Kedar’s unbeaten 81 off 87 balls saw India beat Australia by six wickets with Mahendra Singh Dhoni remaining not out on 59 at the other end. After reaching 50, Kedar suddenly changed gears while Dhoni was found suffering from cramps. Asked if Dhoni’s discomfort made him play more attacking shots, Kedar said: “Not really. Out of both of us, one had to take the risk. I have batted throughout my career at No 4, so I am more open to playing all the shots. Growing up, I’ve always built my batting on playing innovative shots. I feel I have a good chance of converting those innovative shots,” Kedar told reporters at the post-match press conference.
The Maharashtra player feels that Dhoni’s game is more about playing straight and it creates pressure. “Mahi’s natural game is hitting down the ground. As long as he’s there, the other teams always feel the pressure. Whatever little bit of cramp he was having, I just told him ‘your stay at the wicket, gives me a lot of confidence’. I could play my natural game after 50 because he was at the other end.”

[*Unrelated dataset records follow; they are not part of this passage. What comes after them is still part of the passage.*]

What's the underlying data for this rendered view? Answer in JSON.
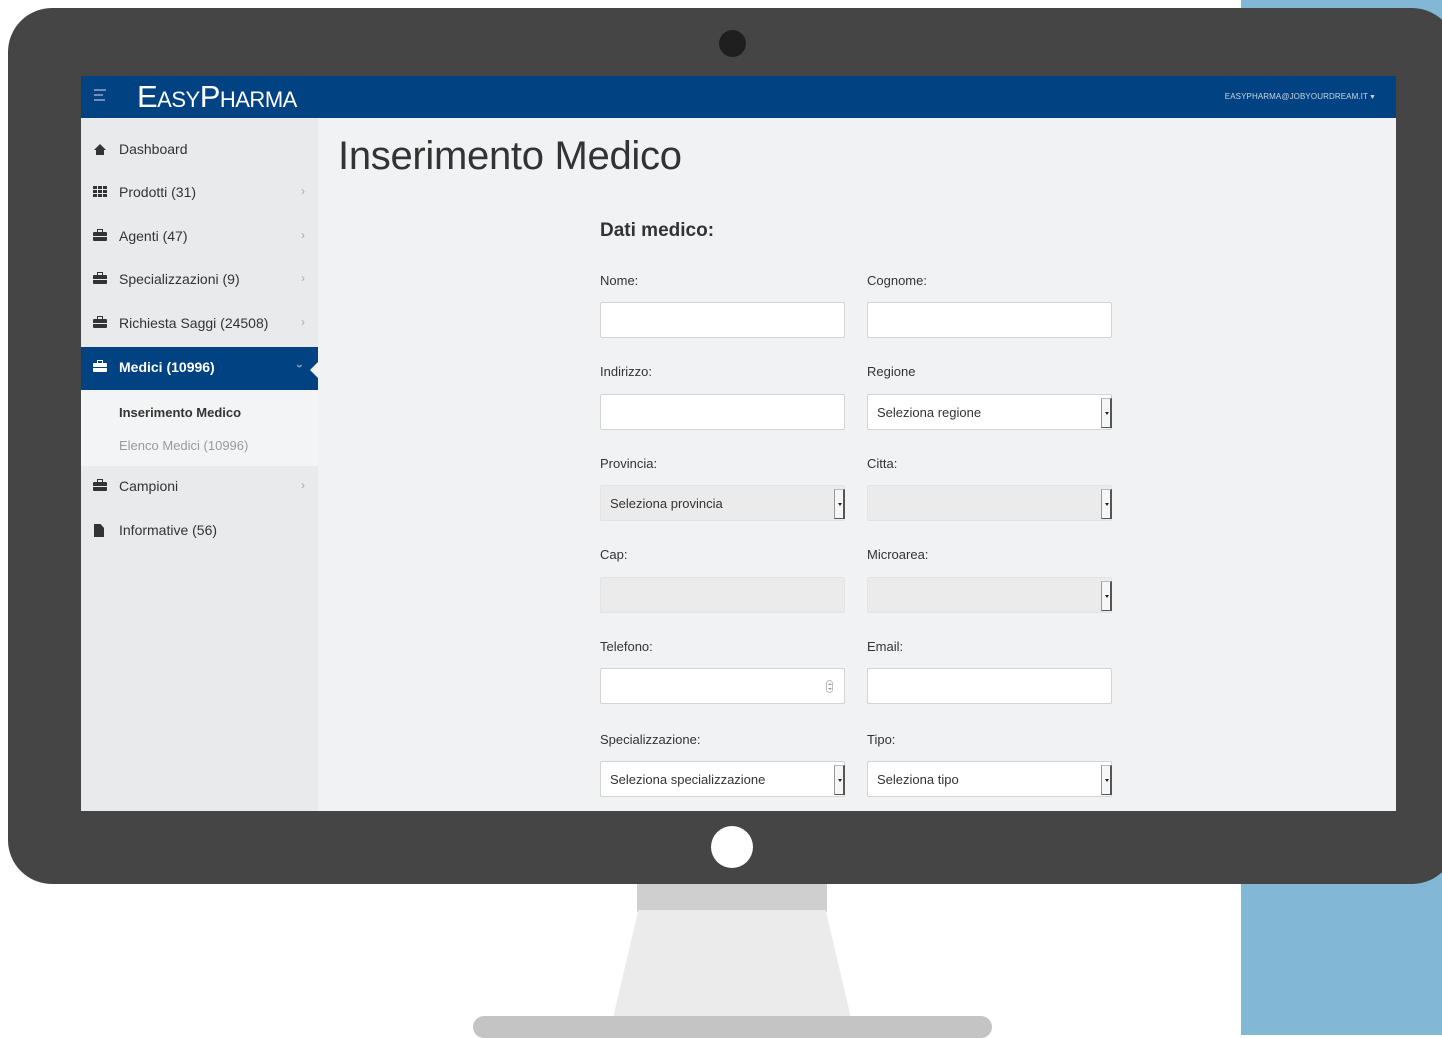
{
  "app": {
    "brand": "EasyPharma",
    "user_menu": "easypharma@jobyourdream.it"
  },
  "sidebar": {
    "items": [
      {
        "label": "Dashboard",
        "icon": "home-icon"
      },
      {
        "label": "Prodotti (31)",
        "icon": "grid-icon"
      },
      {
        "label": "Agenti (47)",
        "icon": "briefcase-icon"
      },
      {
        "label": "Specializzazioni (9)",
        "icon": "briefcase-icon"
      },
      {
        "label": "Richiesta Saggi (24508)",
        "icon": "briefcase-icon"
      },
      {
        "label": "Medici (10996)",
        "icon": "briefcase-icon"
      },
      {
        "label": "Campioni",
        "icon": "briefcase-icon"
      },
      {
        "label": "Informative (56)",
        "icon": "file-icon"
      }
    ],
    "submenu": [
      {
        "label": "Inserimento Medico"
      },
      {
        "label": "Elenco Medici (10996)"
      }
    ]
  },
  "main": {
    "title": "Inserimento Medico",
    "section": "Dati medico:",
    "fields": {
      "nome": {
        "label": "Nome:",
        "value": ""
      },
      "cognome": {
        "label": "Cognome:",
        "value": ""
      },
      "indirizzo": {
        "label": "Indirizzo:",
        "value": ""
      },
      "regione": {
        "label": "Regione",
        "value": "Seleziona regione"
      },
      "provincia": {
        "label": "Provincia:",
        "value": "Seleziona provincia"
      },
      "citta": {
        "label": "Citta:",
        "value": ""
      },
      "cap": {
        "label": "Cap:",
        "value": ""
      },
      "microarea": {
        "label": "Microarea:",
        "value": ""
      },
      "telefono": {
        "label": "Telefono:",
        "value": ""
      },
      "email": {
        "label": "Email:",
        "value": ""
      },
      "specializzazione": {
        "label": "Specializzazione:",
        "value": "Seleziona specializzazione"
      },
      "tipo": {
        "label": "Tipo:",
        "value": "Seleziona tipo"
      }
    }
  },
  "colors": {
    "primary": "#014382",
    "sidebar_bg": "#e9eaec",
    "accent_bg": "#82b8d6"
  }
}
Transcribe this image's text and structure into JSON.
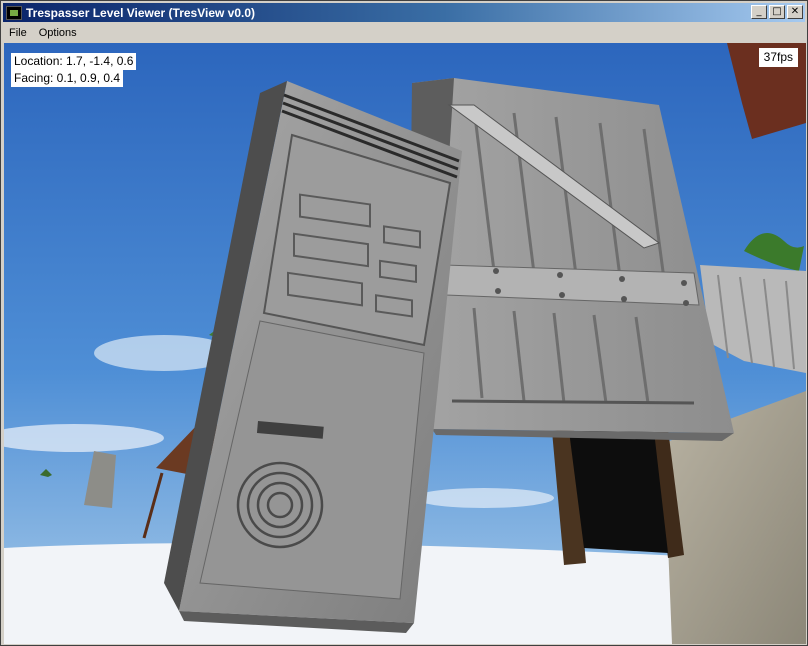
{
  "window": {
    "title": "Trespasser Level Viewer (TresView v0.0)",
    "buttons": {
      "minimize": "_",
      "maximize": "□",
      "close": "✕"
    }
  },
  "menu": [
    "File",
    "Options"
  ],
  "hud": {
    "location": "Location: 1.7, -1.4, 0.6",
    "facing": "Facing: 0.1, 0.9, 0.4",
    "fps": "37fps"
  },
  "colors": {
    "sky_top": "#2f6fc4",
    "sky_bottom": "#9cc2e6",
    "ground": "#f4f6fa",
    "crate": "#9a9a9a",
    "computer_case": "#8c8c8c"
  }
}
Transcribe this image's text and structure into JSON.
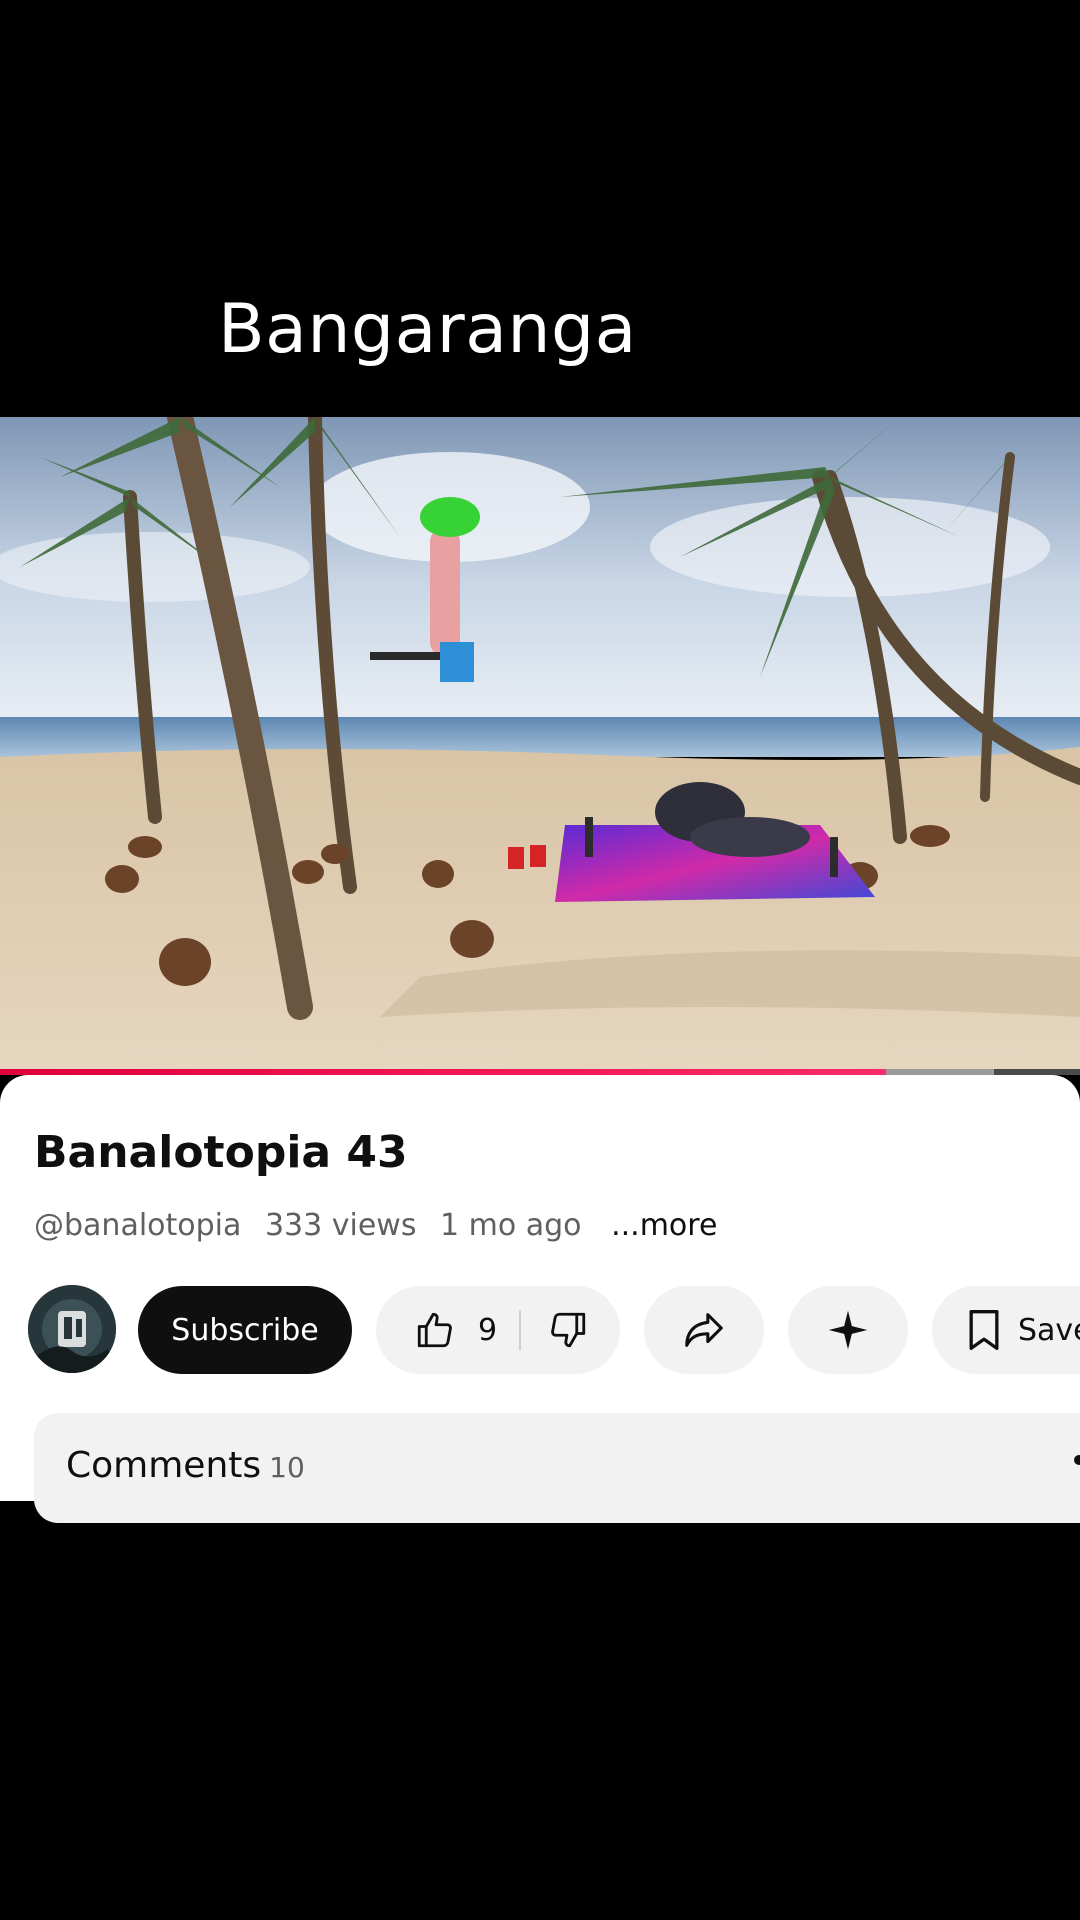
{
  "overlay": {
    "caption": "Bangaranga"
  },
  "player": {
    "progress_fraction": 0.82,
    "buffered_fraction": 0.92
  },
  "video": {
    "title": "Banalotopia 43",
    "channel": "@banalotopia",
    "views": "333 views",
    "age": "1 mo ago",
    "more_label": "...more"
  },
  "actions": {
    "subscribe_label": "Subscribe",
    "like_count": "9",
    "save_label": "Save"
  },
  "comments": {
    "label": "Comments",
    "count": "10"
  },
  "icons": {
    "like": "thumbs-up-icon",
    "dislike": "thumbs-down-icon",
    "share": "share-icon",
    "remix": "sparkle-icon",
    "save": "bookmark-icon"
  },
  "colors": {
    "progress": "#ff0040",
    "subscribe_bg": "#0f0f0f",
    "pill_bg": "#f2f2f2"
  }
}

Like a fanboy, Kedar then spoke glowingly about the Dhoni effect on any junior player. “Every time I spend time with him, I learn a lot. I can’t put it in words but let’s say when I see Mahi bhai, I feel very confident. That’s the sort of aura where you feel that I will deliver. He has that knack of getting best out of every player and that’s what everybody loves about him. Credit to MS Dhoni and Virat Kohli for what they have achieved in their career. If we can achieve 10 or 15 per cent of what they achieved, it will be great.”
Kedar and Dhoni were in a similar situation in Melbourne during the final game of the series and also had a partnership that sealed it for them. Asked about the degree of difficulty, he said: “I guess both the games were difficult in their own terms. In Australia, that was my first game on Australian soil. It was difficult to adjust to bounce and get into the groove. If I have an MS or Virat at the other end, they will be telling you things like taking the game deep. Now, these things don’t always strike you and you need somebody to tell you that unless you have played enough international cricket to understand that. How much you practice at the nets, the best thing is learning in the middle.”
His sidearm off-breaks have been a trump card for Kohli but he still thinks that he is not ready mentally or physically to regularly bowl full quota of 10 overs. “I never thought of bowling 10 overs in a game as of now. If the situation demands and the team requires, I can definitely do. But doing consistently, it will take mental adjustment and physically also,” he said.
“Since I have not grown up bowling a lot of overs, my body also can’t adjust immediately. I need to have that mental adjustment and physically also I need to get fitter to bowl 10 overs in every game,” he said.
He is India’s man with a golden arm as he gets a breakthrough almost in every game. Asked about the secret, he smiled and replied: “I guess I get lucky. I always keep it stump-to-stump. You will find it difficult. My ball doesn’t bounce that much and it comes from 2-3 angles,” he added.